By Christopher Cook

Published: Thursday, 29 February 2024 at 18:34 PM


Thomas Mohr, Romelia Lichtenstein et al; Chöre der Oper Halle; Staatskapelle Halle/Michael Wendeberg

CPO 555 553-2   138:42 mins (2 discs)

Composed to advance the cause of an independent Poland, Ignacy Paderewski’s Manru is deeply political. On the other hand, Alfred Nossig, whose libretto is based on a popular Polish novel, was a passionate advocate for the Jewish people to have their own state. And given that his hero Manru is a Roma, who has deserted his people to marry a Polish girl, Ulana, the Holocaust and the recent history of the Romani in Europe casts an ugly modern shadow across the opera.

Politics also appear to have undone Manru after its first triumphant performances in Dresden in 1901. Originally sung in German, the opera was subsequently performed in Polish – and then the work slipped between two linguistic stools.

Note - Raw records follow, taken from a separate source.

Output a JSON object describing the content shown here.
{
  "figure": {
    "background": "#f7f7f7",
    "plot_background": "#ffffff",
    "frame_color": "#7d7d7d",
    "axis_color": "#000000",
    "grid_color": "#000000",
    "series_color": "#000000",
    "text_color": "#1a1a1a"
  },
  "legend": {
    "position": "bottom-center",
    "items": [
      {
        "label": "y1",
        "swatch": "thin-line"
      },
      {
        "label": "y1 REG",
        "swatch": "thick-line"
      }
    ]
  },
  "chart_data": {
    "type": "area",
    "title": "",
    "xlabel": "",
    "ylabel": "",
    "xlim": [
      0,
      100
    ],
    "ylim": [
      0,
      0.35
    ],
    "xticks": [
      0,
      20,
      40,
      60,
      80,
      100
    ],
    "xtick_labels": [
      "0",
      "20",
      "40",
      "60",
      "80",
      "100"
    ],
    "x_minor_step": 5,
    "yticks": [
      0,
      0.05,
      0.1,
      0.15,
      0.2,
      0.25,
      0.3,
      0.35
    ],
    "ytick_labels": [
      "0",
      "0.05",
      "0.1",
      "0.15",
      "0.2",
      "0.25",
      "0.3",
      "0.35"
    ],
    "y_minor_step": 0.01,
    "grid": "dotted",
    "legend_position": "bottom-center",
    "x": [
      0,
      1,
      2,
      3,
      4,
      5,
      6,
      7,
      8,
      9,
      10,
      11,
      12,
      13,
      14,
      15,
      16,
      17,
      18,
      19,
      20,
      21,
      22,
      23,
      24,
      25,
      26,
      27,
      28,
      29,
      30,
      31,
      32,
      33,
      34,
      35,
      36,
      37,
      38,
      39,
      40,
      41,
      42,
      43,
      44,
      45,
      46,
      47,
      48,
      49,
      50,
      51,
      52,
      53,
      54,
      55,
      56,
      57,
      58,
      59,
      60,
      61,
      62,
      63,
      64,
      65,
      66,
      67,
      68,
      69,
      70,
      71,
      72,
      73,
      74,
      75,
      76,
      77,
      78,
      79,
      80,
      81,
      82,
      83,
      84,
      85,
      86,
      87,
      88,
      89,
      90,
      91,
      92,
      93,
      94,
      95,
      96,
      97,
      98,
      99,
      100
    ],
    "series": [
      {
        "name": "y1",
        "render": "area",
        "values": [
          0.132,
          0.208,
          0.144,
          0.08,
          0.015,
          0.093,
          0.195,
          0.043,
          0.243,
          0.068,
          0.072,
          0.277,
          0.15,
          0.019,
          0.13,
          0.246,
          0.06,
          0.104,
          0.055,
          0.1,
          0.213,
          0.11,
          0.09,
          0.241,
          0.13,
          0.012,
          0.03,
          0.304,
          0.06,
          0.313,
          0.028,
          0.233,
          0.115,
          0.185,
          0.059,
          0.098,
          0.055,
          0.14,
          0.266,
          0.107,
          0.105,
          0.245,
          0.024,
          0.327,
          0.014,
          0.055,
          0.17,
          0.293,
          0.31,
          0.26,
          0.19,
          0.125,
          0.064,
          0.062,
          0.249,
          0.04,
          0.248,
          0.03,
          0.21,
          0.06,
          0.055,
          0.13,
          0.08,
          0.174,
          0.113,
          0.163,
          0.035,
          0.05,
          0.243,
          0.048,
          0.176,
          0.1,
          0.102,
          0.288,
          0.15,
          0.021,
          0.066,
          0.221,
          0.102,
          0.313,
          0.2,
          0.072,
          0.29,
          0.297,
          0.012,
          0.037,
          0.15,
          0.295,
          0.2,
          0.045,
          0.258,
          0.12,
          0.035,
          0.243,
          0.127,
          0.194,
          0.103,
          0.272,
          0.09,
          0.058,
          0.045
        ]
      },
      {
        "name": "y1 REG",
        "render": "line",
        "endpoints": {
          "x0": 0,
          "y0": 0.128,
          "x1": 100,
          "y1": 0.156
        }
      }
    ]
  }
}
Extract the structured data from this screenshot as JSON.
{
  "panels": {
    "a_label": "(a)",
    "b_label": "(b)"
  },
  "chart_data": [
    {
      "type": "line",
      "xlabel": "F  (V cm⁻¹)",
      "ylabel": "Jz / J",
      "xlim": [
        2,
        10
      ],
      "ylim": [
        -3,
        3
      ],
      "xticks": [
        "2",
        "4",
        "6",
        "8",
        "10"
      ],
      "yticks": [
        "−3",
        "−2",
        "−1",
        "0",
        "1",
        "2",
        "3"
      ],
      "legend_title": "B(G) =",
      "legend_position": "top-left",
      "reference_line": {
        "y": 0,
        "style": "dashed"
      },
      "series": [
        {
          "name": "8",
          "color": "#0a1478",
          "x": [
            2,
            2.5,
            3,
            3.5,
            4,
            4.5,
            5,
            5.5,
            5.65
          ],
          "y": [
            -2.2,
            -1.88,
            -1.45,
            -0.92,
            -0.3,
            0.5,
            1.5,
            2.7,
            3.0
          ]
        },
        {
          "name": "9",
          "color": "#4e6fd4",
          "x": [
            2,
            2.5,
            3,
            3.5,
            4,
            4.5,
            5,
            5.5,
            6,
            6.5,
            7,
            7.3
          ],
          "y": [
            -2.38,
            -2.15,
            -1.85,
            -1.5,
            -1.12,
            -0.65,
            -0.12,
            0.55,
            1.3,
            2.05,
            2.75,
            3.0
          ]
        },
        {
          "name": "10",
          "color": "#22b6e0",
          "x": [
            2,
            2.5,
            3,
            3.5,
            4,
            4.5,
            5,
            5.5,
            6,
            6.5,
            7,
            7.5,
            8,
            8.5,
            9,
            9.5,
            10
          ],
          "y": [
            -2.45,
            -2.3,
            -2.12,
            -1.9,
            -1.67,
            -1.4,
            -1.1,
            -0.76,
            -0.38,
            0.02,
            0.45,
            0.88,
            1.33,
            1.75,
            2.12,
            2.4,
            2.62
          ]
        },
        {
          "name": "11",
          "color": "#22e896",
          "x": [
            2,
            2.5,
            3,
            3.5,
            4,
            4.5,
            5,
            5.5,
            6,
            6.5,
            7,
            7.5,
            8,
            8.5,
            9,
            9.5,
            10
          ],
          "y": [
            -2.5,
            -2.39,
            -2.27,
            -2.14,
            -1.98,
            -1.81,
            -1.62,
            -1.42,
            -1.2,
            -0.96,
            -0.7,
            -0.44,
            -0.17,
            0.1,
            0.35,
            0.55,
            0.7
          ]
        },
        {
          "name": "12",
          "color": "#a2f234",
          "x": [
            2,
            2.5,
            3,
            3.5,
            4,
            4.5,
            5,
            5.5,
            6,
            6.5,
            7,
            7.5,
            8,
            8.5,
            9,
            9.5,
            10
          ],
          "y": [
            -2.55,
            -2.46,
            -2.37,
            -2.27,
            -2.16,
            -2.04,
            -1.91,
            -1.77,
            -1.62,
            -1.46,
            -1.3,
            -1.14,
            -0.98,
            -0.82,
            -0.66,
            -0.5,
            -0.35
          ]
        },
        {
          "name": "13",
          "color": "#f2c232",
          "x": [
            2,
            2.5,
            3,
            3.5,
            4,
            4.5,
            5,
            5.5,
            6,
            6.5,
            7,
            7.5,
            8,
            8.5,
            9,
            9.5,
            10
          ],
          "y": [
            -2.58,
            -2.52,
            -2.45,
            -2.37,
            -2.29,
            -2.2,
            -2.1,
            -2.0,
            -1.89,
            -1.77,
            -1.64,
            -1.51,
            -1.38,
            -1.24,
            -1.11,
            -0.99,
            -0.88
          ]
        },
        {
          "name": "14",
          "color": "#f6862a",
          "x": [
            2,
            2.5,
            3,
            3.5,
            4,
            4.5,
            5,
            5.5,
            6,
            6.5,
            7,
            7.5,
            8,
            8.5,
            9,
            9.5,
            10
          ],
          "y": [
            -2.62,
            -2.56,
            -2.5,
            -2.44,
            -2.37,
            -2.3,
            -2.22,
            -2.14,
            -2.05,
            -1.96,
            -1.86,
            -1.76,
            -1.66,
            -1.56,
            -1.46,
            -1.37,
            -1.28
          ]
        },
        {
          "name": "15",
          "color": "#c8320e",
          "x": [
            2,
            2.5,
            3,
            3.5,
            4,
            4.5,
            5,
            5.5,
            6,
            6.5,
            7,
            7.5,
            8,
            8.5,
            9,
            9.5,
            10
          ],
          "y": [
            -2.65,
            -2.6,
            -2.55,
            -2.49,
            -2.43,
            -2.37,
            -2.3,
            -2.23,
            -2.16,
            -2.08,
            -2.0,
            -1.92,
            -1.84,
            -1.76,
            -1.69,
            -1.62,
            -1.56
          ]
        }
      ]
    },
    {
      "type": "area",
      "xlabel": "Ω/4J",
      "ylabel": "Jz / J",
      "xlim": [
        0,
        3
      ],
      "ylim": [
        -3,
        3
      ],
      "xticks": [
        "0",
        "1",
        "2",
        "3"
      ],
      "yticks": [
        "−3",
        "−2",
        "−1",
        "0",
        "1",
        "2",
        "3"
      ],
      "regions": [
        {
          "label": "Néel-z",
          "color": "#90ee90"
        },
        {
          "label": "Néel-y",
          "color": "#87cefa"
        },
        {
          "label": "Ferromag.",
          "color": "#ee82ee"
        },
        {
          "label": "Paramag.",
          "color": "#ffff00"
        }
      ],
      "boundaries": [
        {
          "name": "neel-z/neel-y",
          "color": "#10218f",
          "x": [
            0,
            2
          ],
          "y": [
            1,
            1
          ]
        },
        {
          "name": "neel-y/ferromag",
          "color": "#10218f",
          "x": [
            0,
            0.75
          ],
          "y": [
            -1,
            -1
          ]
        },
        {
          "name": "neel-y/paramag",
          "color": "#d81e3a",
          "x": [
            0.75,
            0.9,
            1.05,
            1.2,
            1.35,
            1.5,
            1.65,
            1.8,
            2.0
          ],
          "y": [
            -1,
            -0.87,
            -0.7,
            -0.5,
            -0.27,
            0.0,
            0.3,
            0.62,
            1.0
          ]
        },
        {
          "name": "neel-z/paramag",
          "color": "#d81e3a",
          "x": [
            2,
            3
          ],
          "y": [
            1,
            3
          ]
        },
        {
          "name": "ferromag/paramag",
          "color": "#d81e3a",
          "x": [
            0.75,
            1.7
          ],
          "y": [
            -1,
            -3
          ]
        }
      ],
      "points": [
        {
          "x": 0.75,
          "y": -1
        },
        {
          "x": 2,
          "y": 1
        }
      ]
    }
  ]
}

However, the music falls between more stools than you’ll find in a Warsaw bar. Wagner races through both score and the plot, with Manru deserting Ulana and his child after a heavy day à la Siegfried in his forge while Ulana begs a Tristan-like potion from the villain of the piece, Urok. Then there’s a harvest festival with a short ballet that seems a refugee from Smetana’s The Bartered Bride, and music for violin and cimbalom that mimics the invented ‘gypsy’ music so relished in Central Europe’s cafes.

Halle Opera field a dependable cast, with Romelia Lichtenstein impressive as Ulana, a properly dramatic soprano with a velvety lower register. The tessitura lies uncomfortably high for Manru and Thomas Mohr, like many a heldentenor, tires by the third act when he rejoins his people. As Urok, Levent Bakirci is a suitably Hagen-like villain. Michael Wendeberg in the pit works tirelessly to keep everything together, yet Manru stubbornly remains a cultural footnote.